Однако недалеко отбежал. Метров через сто остановился и подождал, когда горностай скроется из виду. А скрылся тот мгновенно, будто провалился сквозь землю. Был — и нету. Это он юркнул в свою нору.
И все же зайца выдали сороки. Завидев его, расселись по сторонам — и ну трещать, ну шуметь на всю округу!

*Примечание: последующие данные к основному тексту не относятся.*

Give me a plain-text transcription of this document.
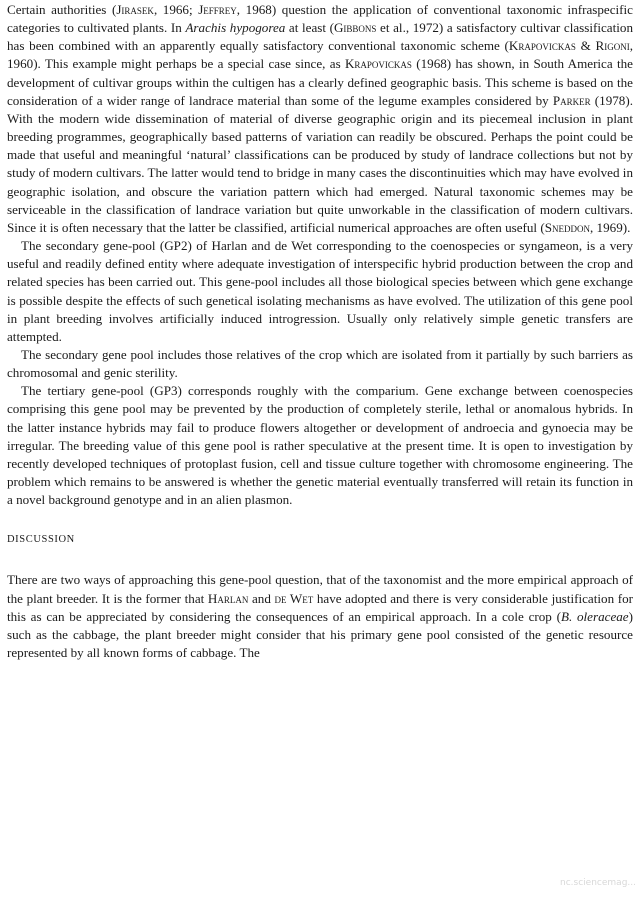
Certain authorities (Jirasek, 1966; Jeffrey, 1968) question the application of conventional taxonomic infraspecific categories to cultivated plants. In Arachis hypogorea at least (Gibbons et al., 1972) a satisfactory cultivar classification has been combined with an apparently equally satisfactory conventional taxonomic scheme (Krapovickas & Rigoni, 1960). This example might perhaps be a special case since, as Krapovickas (1968) has shown, in South America the development of cultivar groups within the cultigen has a clearly defined geographic basis. This scheme is based on the consideration of a wider range of landrace material than some of the legume examples considered by Parker (1978). With the modern wide dissemination of material of diverse geographic origin and its piecemeal inclusion in plant breeding programmes, geographically based patterns of variation can readily be obscured. Perhaps the point could be made that useful and meaningful ‘natural’ classifications can be produced by study of landrace collections but not by study of modern cultivars. The latter would tend to bridge in many cases the discontinuities which may have evolved in geographic isolation, and obscure the variation pattern which had emerged. Natural taxonomic schemes may be serviceable in the classification of landrace variation but quite unworkable in the classification of modern cultivars. Since it is often necessary that the latter be classified, artificial numerical approaches are often useful (Sneddon, 1969).

The secondary gene-pool (GP2) of Harlan and de Wet corresponding to the coenospecies or syngameon, is a very useful and readily defined entity where adequate investigation of interspecific hybrid production between the crop and related species has been carried out. This gene-pool includes all those biological species between which gene exchange is possible despite the effects of such genetical isolating mechanisms as have evolved. The utilization of this gene pool in plant breeding involves artificially induced introgression. Usually only relatively simple genetic transfers are attempted.

The secondary gene pool includes those relatives of the crop which are isolated from it partially by such barriers as chromosomal and genic sterility.

The tertiary gene-pool (GP3) corresponds roughly with the comparium. Gene exchange between coenospecies comprising this gene pool may be prevented by the production of completely sterile, lethal or anomalous hybrids. In the latter instance hybrids may fail to produce flowers altogether or development of androecia and gynoecia may be irregular. The breeding value of this gene pool is rather speculative at the present time. It is open to investigation by recently developed techniques of protoplast fusion, cell and tissue culture together with chromosome engineering. The problem which remains to be answered is whether the genetic material eventually transferred will retain its function in a novel background genotype and in an alien plasmon.

DISCUSSION

There are two ways of approaching this gene-pool question, that of the taxonomist and the more empirical approach of the plant breeder. It is the former that Harlan and de Wet have adopted and there is very considerable justification for this as can be appreciated by considering the consequences of an empirical approach. In a cole crop (B. oleraceae) such as the cabbage, the plant breeder might consider that his primary gene pool consisted of the genetic resource represented by all known forms of cabbage. The

nc.sciencemag...
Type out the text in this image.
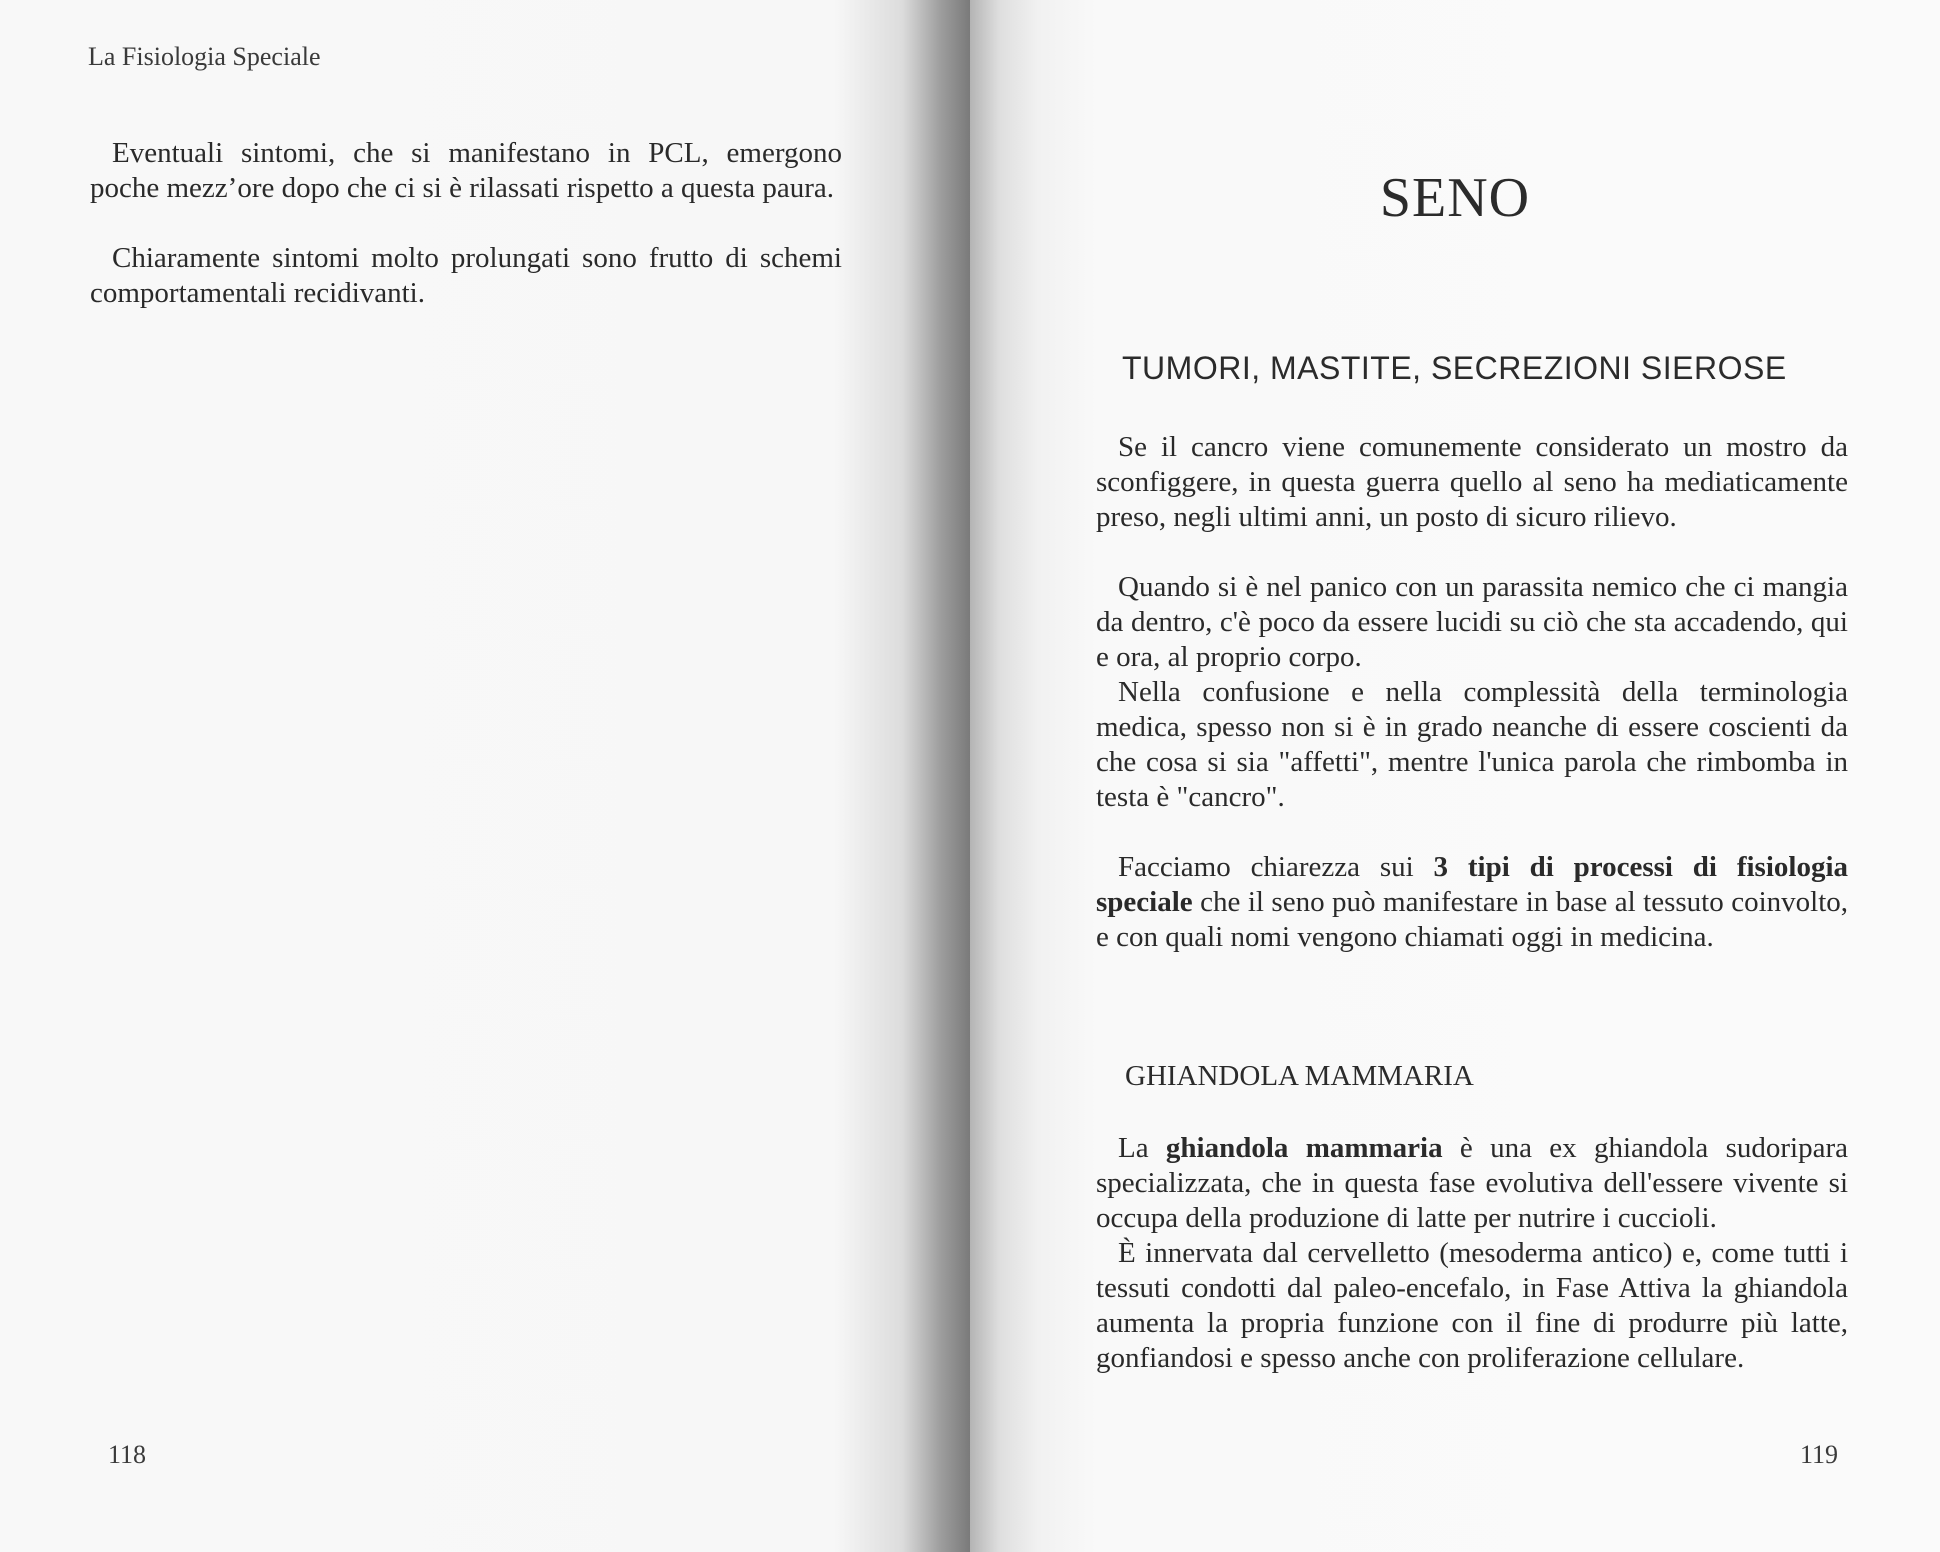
La Fisiologia Speciale

Eventuali sintomi, che si manifestano in PCL, emergono poche mezz’ore dopo che ci si è rilassati rispetto a questa paura.

Chiaramente sintomi molto prolungati sono frutto di schemi comportamentali recidivanti.

118

SENO
TUMORI, MASTITE, SECREZIONI SIEROSE

Se il cancro viene comunemente considerato un mostro da sconfiggere, in questa guerra quello al seno ha mediaticamente preso, negli ultimi anni, un posto di sicuro rilievo.

Quando si è nel panico con un parassita nemico che ci mangia da dentro, c'è poco da essere lucidi su ciò che sta accadendo, qui e ora, al proprio corpo.

Nella confusione e nella complessità della terminologia medica, spesso non si è in grado neanche di essere coscienti da che cosa si sia "affetti", mentre l'unica parola che rimbomba in testa è "cancro".

Facciamo chiarezza sui 3 tipi di processi di fisiologia speciale che il seno può manifestare in base al tessuto coinvolto, e con quali nomi vengono chiamati oggi in medicina.

GHIANDOLA MAMMARIA

La ghiandola mammaria è una ex ghiandola sudoripara specializzata, che in questa fase evolutiva dell'essere vivente si occupa della produzione di latte per nutrire i cuccioli.

È innervata dal cervelletto (mesoderma antico) e, come tutti i tessuti condotti dal paleo-encefalo, in Fase Attiva la ghiandola aumenta la propria funzione con il fine di produrre più latte, gonfiandosi e spesso anche con proliferazione cellulare.

119
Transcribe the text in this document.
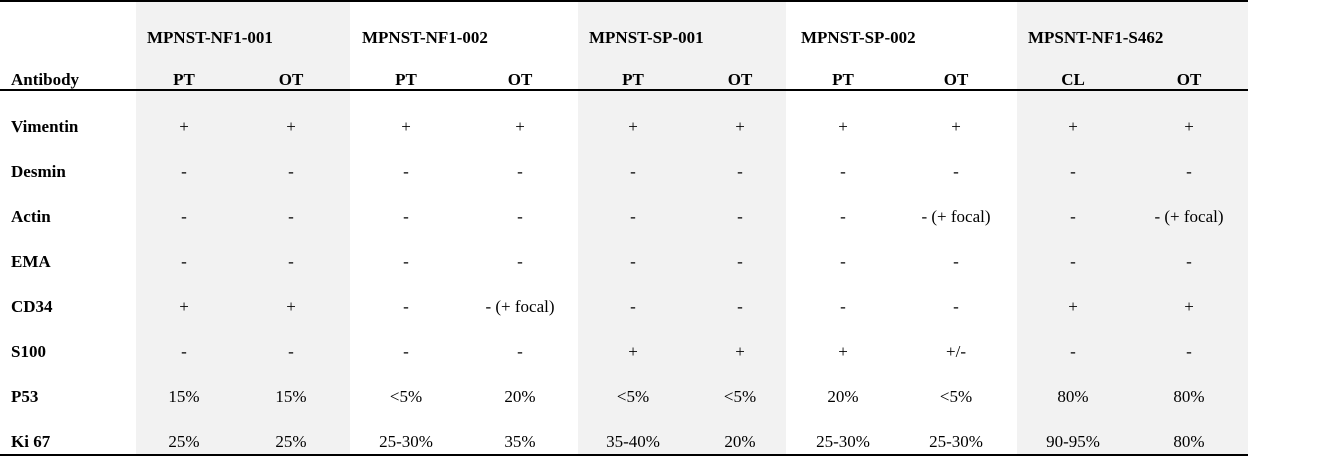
MPNST-NF1-001	MPNST-NF1-002	MPNST-SP-001	MPNST-SP-002	MPSNT-NF1-S462
Antibody	PT	OT	PT	OT	PT	OT	PT	OT	CL	OT
Vimentin	+	+	+	+	+	+	+	+	+	+
Desmin	-	-	-	-	-	-	-	-	-	-
Actin	-	-	-	-	-	-	-	- (+ focal)	-	- (+ focal)
EMA	-	-	-	-	-	-	-	-	-	-
CD34	+	+	-	- (+ focal)	-	-	-	-	+	+
S100	-	-	-	-	+	+	+	+/-	-	-
P53	15%	15%	<5%	20%	<5%	<5%	20%	<5%	80%	80%
Ki 67	25%	25%	25-30%	35%	35-40%	20%	25-30%	25-30%	90-95%	80%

На стрекот прилетели вороны. Да много, сразу штук, наверное, двадцать. Тяжело опустились к сорокам. Переваливаясь с ноги на ногу, с недобрыми намерениями стали окружать зайца. Почуяв подмогу, и сороки осмелели, затараторили еще громче и тоже пошли в наступление, вскидывая черные хвосты-метелки. При одних сороках заяц еще сидел, пугливо прядая ушами, но тут не выдержал и дал стрекача. Да разве удерешь от птиц среди чистого поля? Вороны и сороки тут же настигли его и опять «посадили».
Вижу, попал бедолага в переплет…
А дальше вот что было. Птицы перестали кричать и как бы даже растерялись, когда низко над ними, широко раскинув крылья, облетел круг ворон. Он не сел сразу, осмотрел сверху, из-за чего это сестрицы затеяли свару, и прикинул, есть ли резон вмешиваться. Решил, что есть, и не сел, а грохнулся в снег на вытянутые, хищно растопыренные лапы. Медленно сложил на спине крылья. Вороны и сороки не двигались, оглушенные внезапным появлением патриарха, трепетал от страха заяц, обреченно вжимаясь в снег.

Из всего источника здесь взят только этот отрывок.